Na contemplação o ponto de partida não é uma recordação, senão a tomada de consciência de meu estar presente diante de Alguém. Estabelece-se uma relação interpessoal que suscita a atração, a sedução…

A contemplação é uma ajuda concreta para centrar o AFETO e liberar o DESEJO numa só direção; é um apoio para que a pessoa inteira se deixe “afectar” pela cena e permita que Deus lhe interpele desde o “acontecimento salvífico”. Então Deus tem a iniciativa e a pessoa cala.

Contemplam-se mistérios de Cristo e isso contagia e configura interiormente a pessoa.

A Revelação são fatos e ditos: é necessário olhar, escutar e observar as pessoas da cena.

Não se trata de algo estático, mas em movimento, dramático, presente… Não se trata de reproduzir arqueologicamente uma cena; é necessário carregá-la de sentido: é encontro com Alguém.

Aquele que contempla também não é uma pessoa abstrata. Sou eu, carregado com minha vida, minha história, meu temperamento, meus sonhos, minhas capacidades…

A contemplação põe juntas a pessoa (e sua história) e o mistério, para que haja interação e assimilação.

A contemplação lentamente vai transformando a pessoa sem que ela o percebe.

“Nós nos tornamos aquilo que contemplamos”.

A contemplação não deve ser força, mas “deixar-se levar, interpelar…”

A contemplação ajuda a evangelizar os nossos sentidos, reações, sentimento, impulsos…

“Trata-se de cristificar o nosso olhar, escutar, falar, sentir, agir…”

A contemplação abre-nos o caminho para penetrarmos profundamente na vida, obra, missão, opções, atitudes, valores… de Cristo.

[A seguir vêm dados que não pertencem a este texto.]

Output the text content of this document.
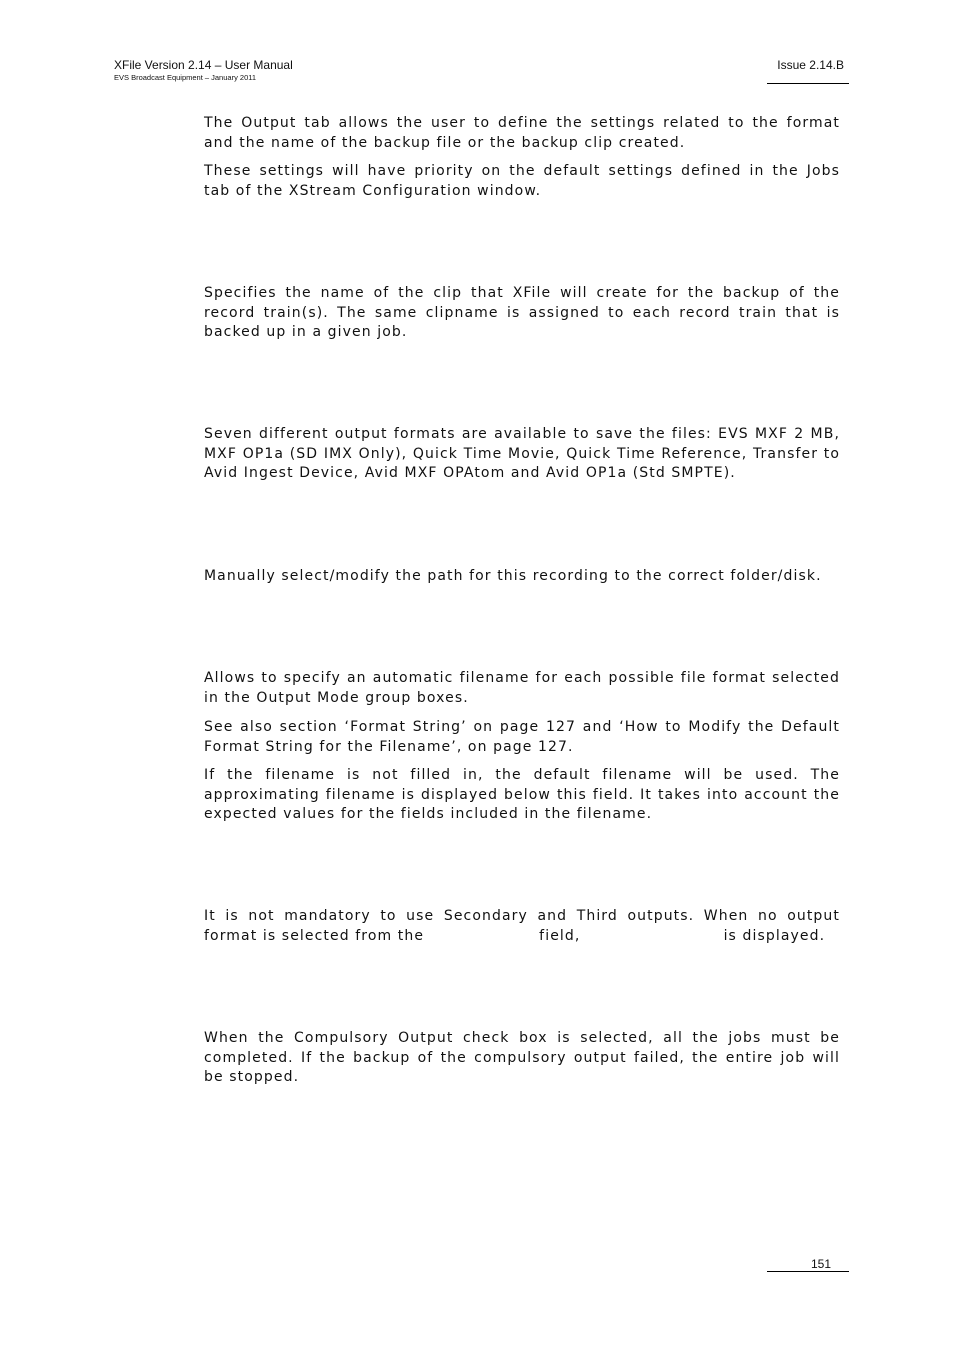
XFile Version 2.14 – User Manual
EVS Broadcast Equipment – January 2011
Issue 2.14.B

The Output tab allows the user to define the settings related to the format and the name of the backup file or the backup clip created.

These settings will have priority on the default settings defined in the Jobs tab of the XStream Configuration window.

Specifies the name of the clip that XFile will create for the backup of the record train(s). The same clipname is assigned to each record train that is backed up in a given job.

Seven different output formats are available to save the files: EVS MXF 2 MB, MXF OP1a (SD IMX Only), Quick Time Movie, Quick Time Reference, Transfer to Avid Ingest Device, Avid MXF OPAtom and Avid OP1a (Std SMPTE).

Manually select/modify the path for this recording to the correct folder/disk.

Allows to specify an automatic filename for each possible file format selected in the Output Mode group boxes.

See also section ‘Format String’ on page 127 and ‘How to Modify the Default Format String for the Filename’, on page 127.

If the filename is not filled in, the default filename will be used. The approximating filename is displayed below this field. It takes into account the expected values for the fields included in the filename.

It is not mandatory to use Secondary and Third outputs. When no output format is selected from the	field,	is displayed.

When the Compulsory Output check box is selected, all the jobs must be completed. If the backup of the compulsory output failed, the entire job will be stopped.

151
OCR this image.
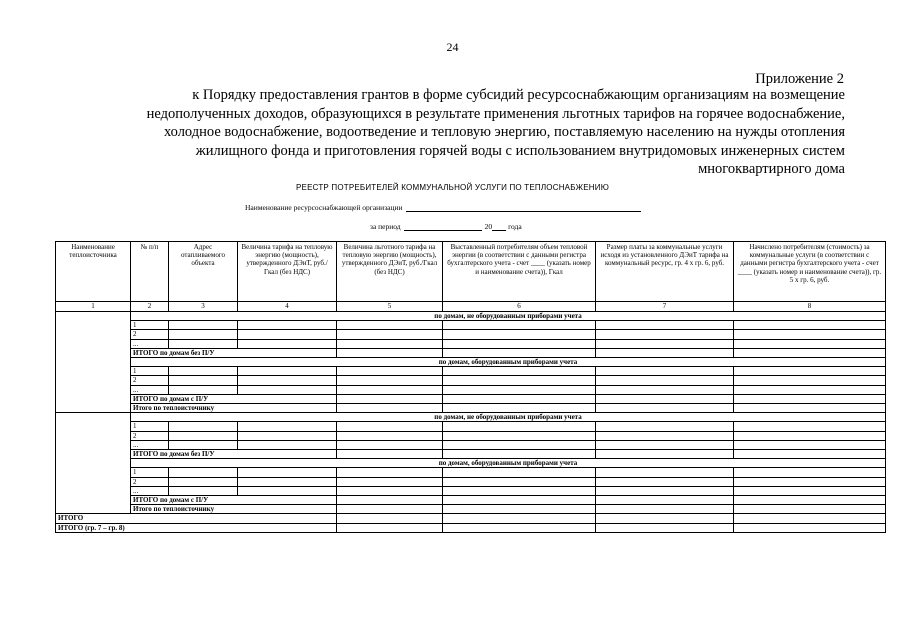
24
Приложение 2
к Порядку предоставления грантов в форме субсидий ресурсоснабжающим организациям на возмещение недополученных доходов, образующихся в результате применения льготных тарифов на горячее водоснабжение, холодное водоснабжение, водоотведение и тепловую энергию, поставляемую населению на нужды отопления жилищного фонда и приготовления горячей воды с использованием внутридомовых инженерных систем многоквартирного дома
РЕЕСТР ПОТРЕБИТЕЛЕЙ КОММУНАЛЬНОЙ УСЛУГИ ПО ТЕПЛОСНАБЖЕНИЮ
Наименование ресурсоснабжающей организации
за период	20 года
Наименование теплоисточника	№ п/п	Адрес отапливаемого объекта	Величина тарифа на тепловую энергию (мощность), утвержденного ДЭиТ, руб./Гкал (без НДС)	Величина льготного тарифа на тепловую энергию (мощность), утвержденного ДЭиТ, руб./Гкал (без НДС)	Выставленный потребителям объем тепловой энергии (в соответствии с данными регистра бухгалтерского учета - счет ____ (указать номер и наименование счета)), Гкал	Размер платы за коммунальные услуги исходя из установленного ДЭиТ тарифа на коммунальный ресурс, гр. 4 х гр. 6, руб.	Начислено потребителям (стоимость) за коммунальные услуги (в соответствии с данными регистра бухгалтерского учета - счет ____ (указать номер и наименование счета)), гр. 5 х гр. 6, руб.
1	2	3	4	5	6	7	8
	по домам, не оборудованным приборами учета						
	1						
	2						
	...						
	ИТОГО по домам без П/У						
	по домам, оборудованным приборами учета						
	1						
	2						
	...						
	ИТОГО по домам с П/У						
	Итого по теплоисточнику						
	по домам, не оборудованным приборами учета						
	1						
	2						
	...						
	ИТОГО по домам без П/У						
	по домам, оборудованным приборами учета						
	1						
	2						
	...						
	ИТОГО по домам с П/У						
	Итого по теплоисточнику						
ИТОГО							
ИТОГО (гр. 7 – гр. 8)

A contemplação de Cristo não é uma simples “maneira de orar”; significa consentir ser introduzido no “mistério” que é Jesus Cristo; significa deixar-se “impregnar” pelo modo de ser de Cristo: suas palavras, gestos, atitudes… é confrontar-se com Alguém que chama.

Para conformar-se à imagem do Filho é necessário que se entre na contemplação não como turista, mas como amante; não com o coração dividido, mas como pessoa que fez uma escolha de vida pelo Senhor.

Em si mesma, a CONTEMPLAÇÃO é viva, criadora, dinâmica e continuamente renova nossas opções e atitudes profundas. Não se trata de uma atividade nossa sobre a cena, mas da atividade da cena sobre nós; vai nos modelando. Através da cena contemplada o PAI nos conforma ao FILHO, esculpe em nós com o dedo do Espírito

Santo aquela imagem única de “filhos no Filho” que somos chamados a ser.

Progressivamente, a contemplação vai criando um “sexto sentido”: o “sensus Christi”, ou seja, a assimilação progressiva do modo de ser de Cristo.

A contemplação inaciana termina na união com Deus na ação. Contempla-se um Cristo dinâmico, que realiza o Projeto do Pai e nos convida a trabalhar com Ele. A contemplação inaciana desemboca na “prática”; ela não é neutra, mas comprometedora. Como o verdadeiro contemplativo deve “participar da cena evangélica”, assim também aquele que participa da realidade e nela se encontra inserido deve experimentar um verdadeiro “encontro” com Deus.

Quem faz a experiência da contemplação na oração deverá ser um contemplativo na ação, isto é, no engajamento e no serviço.

Tal como fazemos na oração, devemos fazer na ação; dar os passos próprios de toda contemplação, isto é:

– OLHAR as pessoas… e nelas descobrir a Pessoa do Senhor;

– ESCUTAR o que dizem…: entre todas as vozes que escutamos, perceber e discernir qual é a do Senhor e o que Ele tem e me dizer.

– OBSERVAR o que fazem…: participar, me fazer presente… optando, colaborando de modo evangélico numa tarefa… querendo construir a história dos homens com os valores do Evangelho.